It is virtually impossible to separate modern statistics from computing. The statistical models we develop keep getting more sophisticated and the kinds of data we analyze are larger and more complex than ever before. This has led to computational statistics – the study of algorithms designed to solve computational problems that arise in statistics – being a discipline of its own within statistics.
At Penn State Statistics, we have a history of seminal contributions to computational statistics, from the composite likelihood methods developed by Bruce Lindsay in the 1980s to the MM (minorization-maximization) algorithms developed by David Hunter in the late 1990s. We have several faculty who work on developing new computational methods for solving challenging statistical problems. Often they work on other research that motivates these problems, such as network models, spatial statistics, astronomy, functional data, and high-dimensional regression.

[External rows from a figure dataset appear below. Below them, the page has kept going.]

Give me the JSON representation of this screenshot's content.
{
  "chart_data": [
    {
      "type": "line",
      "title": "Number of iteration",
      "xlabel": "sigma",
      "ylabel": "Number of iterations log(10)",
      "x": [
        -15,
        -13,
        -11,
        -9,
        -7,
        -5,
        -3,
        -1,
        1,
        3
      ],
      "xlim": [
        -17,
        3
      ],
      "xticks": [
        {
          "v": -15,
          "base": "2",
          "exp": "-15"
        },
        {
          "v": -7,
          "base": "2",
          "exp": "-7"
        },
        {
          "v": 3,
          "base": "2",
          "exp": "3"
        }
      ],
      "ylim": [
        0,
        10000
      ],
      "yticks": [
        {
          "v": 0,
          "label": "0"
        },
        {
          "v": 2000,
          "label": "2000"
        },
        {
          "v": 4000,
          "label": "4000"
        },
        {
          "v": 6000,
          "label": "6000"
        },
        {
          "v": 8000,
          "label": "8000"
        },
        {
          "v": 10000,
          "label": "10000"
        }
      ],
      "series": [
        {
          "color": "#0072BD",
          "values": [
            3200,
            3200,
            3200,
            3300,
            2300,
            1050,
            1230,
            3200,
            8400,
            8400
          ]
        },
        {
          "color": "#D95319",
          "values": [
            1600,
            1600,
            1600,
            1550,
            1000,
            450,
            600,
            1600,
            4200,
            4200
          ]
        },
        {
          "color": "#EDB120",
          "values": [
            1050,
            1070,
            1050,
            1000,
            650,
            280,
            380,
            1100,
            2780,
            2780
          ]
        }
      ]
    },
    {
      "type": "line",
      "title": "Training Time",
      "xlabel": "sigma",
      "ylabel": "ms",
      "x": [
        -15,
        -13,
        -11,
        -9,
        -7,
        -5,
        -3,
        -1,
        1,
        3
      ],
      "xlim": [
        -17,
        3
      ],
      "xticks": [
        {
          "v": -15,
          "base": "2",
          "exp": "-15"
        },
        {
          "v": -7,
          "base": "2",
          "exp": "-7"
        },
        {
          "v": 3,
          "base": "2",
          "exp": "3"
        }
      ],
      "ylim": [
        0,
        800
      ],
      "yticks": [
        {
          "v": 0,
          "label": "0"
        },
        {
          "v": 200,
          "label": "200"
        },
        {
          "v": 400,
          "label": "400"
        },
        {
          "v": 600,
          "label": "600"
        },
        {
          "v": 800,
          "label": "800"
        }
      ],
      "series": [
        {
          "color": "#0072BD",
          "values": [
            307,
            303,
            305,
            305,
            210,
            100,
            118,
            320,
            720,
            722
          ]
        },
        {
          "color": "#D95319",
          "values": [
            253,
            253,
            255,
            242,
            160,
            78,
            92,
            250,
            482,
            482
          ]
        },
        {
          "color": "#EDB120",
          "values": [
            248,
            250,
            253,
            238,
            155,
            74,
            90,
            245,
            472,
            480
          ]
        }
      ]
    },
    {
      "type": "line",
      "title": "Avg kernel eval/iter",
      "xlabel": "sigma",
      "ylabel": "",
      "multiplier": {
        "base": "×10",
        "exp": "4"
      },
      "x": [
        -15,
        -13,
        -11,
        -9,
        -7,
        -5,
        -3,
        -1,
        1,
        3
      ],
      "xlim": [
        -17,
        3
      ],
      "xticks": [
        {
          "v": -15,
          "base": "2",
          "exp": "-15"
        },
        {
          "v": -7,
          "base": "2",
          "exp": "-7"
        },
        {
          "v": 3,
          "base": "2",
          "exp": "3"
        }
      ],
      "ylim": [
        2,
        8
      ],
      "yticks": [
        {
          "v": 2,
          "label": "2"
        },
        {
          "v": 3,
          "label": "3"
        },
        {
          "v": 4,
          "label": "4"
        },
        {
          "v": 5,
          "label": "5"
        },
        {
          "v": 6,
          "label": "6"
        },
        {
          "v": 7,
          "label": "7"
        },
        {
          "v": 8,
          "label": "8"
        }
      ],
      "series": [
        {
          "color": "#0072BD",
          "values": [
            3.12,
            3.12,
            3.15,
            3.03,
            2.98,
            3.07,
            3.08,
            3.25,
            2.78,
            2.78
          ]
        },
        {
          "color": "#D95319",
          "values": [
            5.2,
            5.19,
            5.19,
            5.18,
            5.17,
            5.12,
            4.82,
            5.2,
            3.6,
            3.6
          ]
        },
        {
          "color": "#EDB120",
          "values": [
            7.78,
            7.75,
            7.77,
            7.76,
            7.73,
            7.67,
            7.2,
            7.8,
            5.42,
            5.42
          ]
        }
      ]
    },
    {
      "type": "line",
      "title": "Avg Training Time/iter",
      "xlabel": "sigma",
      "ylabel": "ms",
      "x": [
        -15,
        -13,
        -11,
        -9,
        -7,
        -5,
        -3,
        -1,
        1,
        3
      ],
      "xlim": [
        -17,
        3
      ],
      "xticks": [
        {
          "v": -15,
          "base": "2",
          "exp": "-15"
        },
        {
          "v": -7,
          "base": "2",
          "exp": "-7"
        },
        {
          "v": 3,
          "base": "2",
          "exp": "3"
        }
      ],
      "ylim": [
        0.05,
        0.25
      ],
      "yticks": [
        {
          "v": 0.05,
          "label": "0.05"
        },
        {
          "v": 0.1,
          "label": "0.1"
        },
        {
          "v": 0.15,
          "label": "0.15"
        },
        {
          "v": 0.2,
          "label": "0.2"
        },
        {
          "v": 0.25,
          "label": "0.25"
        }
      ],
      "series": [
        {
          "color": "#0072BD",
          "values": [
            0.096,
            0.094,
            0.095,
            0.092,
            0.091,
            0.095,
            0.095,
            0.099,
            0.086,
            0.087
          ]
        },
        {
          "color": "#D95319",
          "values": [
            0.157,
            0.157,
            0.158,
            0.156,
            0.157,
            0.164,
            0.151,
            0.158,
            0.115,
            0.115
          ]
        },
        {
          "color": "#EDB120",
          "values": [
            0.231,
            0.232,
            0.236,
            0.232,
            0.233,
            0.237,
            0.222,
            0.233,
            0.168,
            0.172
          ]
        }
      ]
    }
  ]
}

The computational research expertise in our department includes the following areas: MM and EM (expectation-maximization) algorithms (David Hunter and Jia Li), Markov chain Monte Carlo and other algorithms for approximating high-dimensional integrals and performing Bayesian inference (Stephen Berg, Hyungsuk Tak, Murali Haran, Ephraim Hanks, Le Bao), optimization in the context of high-dimensional data (Lingzhou Xue, Runze Li), algorithms and methods in the context of machine learning (Jia Li, Bharath Sriperumbudur). Several of our faculty also have strong ties to the Institute of Computational and Data Sciences (ICDS) which is a cross-college institute that supports computing research through infrastructure and opportunities for developing research collaborations.